I've also decided to go ahead and train for the 15K in November using Hal Higdon's training schedule for a beginner mixed with the Cool Runnings 5K schedule. So far, I really think the schedule is well laid out...then again, it's only Week 1 of this training schedule. I have already built up a 4 week running base, but I'm finding that my definition of "easy run" and most other people's (including Mr. Higdon's) ideas are a lot different! Regardless, I'm still pushing for this as I think it will give me a really good idea of my hopes for doing the half. I figure, by the next 5K, I should have a much better idea of how I'm doing with running and how well I like it. I'm hoping that it grows more and more on me. So far, to be honest, it's really hard and it's rare when I find days that are enjoyable doing it. There are definitely those breakthrough moments when I just want to open my arms and raise them towards the sky, I feel so inspired. But, there are also other moments when I have to keep talking to myself to mentally push myself through. It's not so easy for me. Lest I think I'm special though, I'm sure that's just how it is and I'll need to get used to it!
My new schedule officially began on Wednesday with a 2.5 mile run that took 37 minutes total, in the rain! I am so grateful when I get caught in the rain during a run, it's a nice reprieve from the oppressive heat of Florida! I walked for about 4 minutes to warm-up (this is included in both the time and the distance, as far as pace is concerned) and then followed this pattern: Run 3 minutes, Walk 1.5 minutes, Run 5 minutes, Walk 2.5 minutes; twice through. While the first 3 minutes seemed to go fairly well, the 5 minutes seemed to stretch on and on. I tried not to think about it and to just run, but it would seem, I am not that tough mentally. I kept having to try little tricks or gimmicks to distract myself from thinking about the time that had elapsed. It only got worse when the second batch of 3 and 5 minute runs came along. See? This is why I doubt myself about the distance thing! If I can't even run for 5 minutes without peeking at my watch to see how much time is left, how in the world can I expect to run for miles at a time?? [This is precisely when I'm supposed to say to myself: "Baby Steps! Remember?"] After the run, I determined that running is simply mind over matter. It's all mental, which is probably why it's been so hard for me in the past. I can't seem to get out of my own head...ever. It's weird because there will be days when I have no problem distracting myself and simply zoning out. But on the days when I'm firmly rooted in the reality of the situation, I wonder why it can't be more like the 'zone out' days? Why does it have to be so tough to just put one foot in front of the other?? And, I think I've figured out where the challenge lies. It's not the physical: my body can do it. It will do it. It's the mental: my brain has to TELL my body to do it! (And, for some reason, it just never wants to relay that message!) Out of that run, though, I found that I could push farther. That's what counts: Progress!

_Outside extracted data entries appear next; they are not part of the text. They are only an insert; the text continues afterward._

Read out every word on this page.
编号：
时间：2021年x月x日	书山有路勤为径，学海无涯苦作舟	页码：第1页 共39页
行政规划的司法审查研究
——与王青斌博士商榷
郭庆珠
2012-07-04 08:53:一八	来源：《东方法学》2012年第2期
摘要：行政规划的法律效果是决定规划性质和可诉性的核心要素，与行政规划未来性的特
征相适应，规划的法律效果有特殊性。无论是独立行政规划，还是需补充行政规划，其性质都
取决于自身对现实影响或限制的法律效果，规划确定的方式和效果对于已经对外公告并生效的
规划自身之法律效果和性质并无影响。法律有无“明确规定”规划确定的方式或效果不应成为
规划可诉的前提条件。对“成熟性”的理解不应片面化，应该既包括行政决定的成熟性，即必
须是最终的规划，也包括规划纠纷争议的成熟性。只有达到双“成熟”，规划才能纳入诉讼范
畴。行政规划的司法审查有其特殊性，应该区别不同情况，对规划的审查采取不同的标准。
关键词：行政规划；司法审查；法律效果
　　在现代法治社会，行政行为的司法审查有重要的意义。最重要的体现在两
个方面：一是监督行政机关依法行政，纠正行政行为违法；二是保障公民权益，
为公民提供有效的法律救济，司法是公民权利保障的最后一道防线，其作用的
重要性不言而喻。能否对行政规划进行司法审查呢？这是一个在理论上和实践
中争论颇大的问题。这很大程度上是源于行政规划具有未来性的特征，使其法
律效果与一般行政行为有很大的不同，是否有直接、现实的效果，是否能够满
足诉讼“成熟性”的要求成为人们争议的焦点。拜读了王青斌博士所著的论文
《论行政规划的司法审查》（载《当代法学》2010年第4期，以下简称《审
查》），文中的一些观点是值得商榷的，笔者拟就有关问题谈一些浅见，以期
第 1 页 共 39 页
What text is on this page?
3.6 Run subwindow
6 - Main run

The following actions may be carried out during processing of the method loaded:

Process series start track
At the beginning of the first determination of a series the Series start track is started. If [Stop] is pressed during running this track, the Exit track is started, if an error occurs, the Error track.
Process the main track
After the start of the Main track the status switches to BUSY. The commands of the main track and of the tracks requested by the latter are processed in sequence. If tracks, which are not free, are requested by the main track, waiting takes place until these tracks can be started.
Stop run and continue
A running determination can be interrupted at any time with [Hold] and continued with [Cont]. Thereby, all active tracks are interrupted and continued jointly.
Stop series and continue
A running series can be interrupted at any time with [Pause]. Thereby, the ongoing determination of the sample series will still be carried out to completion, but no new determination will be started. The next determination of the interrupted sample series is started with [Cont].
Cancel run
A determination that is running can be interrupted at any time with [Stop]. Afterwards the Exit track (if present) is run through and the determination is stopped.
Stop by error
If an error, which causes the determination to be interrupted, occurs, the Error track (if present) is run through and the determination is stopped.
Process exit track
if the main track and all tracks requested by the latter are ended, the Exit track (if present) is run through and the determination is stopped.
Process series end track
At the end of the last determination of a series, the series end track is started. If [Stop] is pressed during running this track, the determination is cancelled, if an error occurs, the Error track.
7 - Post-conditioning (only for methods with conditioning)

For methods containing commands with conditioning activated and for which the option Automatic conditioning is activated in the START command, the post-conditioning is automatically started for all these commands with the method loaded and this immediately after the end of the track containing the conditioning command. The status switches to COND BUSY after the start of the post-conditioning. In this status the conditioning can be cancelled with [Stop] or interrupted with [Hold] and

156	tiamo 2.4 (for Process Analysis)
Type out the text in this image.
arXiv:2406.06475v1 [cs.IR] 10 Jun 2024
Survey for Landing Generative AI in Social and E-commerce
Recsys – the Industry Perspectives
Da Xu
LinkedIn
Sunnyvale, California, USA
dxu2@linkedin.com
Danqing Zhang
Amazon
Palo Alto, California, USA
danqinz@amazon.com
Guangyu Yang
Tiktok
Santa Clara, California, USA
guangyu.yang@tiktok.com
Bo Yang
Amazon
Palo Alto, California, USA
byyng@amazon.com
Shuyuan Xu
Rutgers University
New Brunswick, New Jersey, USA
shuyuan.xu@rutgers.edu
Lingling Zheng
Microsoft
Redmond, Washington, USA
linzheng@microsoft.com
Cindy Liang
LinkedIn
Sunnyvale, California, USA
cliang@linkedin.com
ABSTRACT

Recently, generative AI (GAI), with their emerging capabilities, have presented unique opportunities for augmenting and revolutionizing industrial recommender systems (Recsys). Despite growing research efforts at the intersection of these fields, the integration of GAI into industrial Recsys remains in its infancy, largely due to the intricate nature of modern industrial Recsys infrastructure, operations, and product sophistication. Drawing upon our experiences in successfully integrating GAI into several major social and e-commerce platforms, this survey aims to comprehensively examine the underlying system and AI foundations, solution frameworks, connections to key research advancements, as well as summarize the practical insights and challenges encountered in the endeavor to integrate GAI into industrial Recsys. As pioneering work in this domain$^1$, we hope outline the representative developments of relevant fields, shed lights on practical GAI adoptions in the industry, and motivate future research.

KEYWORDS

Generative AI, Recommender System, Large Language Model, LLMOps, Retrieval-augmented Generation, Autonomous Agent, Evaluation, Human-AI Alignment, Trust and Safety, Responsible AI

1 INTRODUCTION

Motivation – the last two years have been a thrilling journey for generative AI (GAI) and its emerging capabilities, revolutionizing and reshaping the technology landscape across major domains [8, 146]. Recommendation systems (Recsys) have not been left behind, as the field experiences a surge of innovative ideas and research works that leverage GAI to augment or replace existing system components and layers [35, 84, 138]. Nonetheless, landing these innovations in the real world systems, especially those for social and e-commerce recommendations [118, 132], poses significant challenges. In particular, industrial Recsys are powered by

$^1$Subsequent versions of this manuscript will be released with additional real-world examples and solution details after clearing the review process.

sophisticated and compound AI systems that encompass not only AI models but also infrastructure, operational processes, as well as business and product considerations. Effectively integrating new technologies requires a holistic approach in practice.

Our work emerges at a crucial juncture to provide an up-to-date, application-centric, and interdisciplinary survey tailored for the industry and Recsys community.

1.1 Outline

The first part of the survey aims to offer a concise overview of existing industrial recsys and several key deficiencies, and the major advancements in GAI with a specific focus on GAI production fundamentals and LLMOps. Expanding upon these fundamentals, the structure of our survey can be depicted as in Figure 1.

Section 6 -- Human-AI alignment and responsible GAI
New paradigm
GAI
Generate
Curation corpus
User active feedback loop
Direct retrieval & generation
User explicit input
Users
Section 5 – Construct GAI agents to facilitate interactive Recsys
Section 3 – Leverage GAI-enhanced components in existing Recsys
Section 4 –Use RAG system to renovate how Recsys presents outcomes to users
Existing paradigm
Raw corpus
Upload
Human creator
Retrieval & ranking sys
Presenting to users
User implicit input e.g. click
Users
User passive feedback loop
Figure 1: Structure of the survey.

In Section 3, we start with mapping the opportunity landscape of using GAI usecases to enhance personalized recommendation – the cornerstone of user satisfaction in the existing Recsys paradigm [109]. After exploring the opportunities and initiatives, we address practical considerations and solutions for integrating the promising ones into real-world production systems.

Today, on the other hand, was an easy day. I just took a quick 30 minute walk and then did some strength training after I got back. I started using a can of soup as a weight since I don't have any actual weights. This website I found claims that a can of soup is all you need, as a runner, for effective strength training. I'm not used to this. Usually, when I would weight train, I tried to max out to fatigue my muscles. This seems more like a form of endurance weight training. It's odd. But, the nice lady on the website says it works, so I'll try it!
TO DO: More new music on the iPod for the 5K!
ON THE HORIZON: The weekend....AND the 5K! (And the celebration after I complete it!)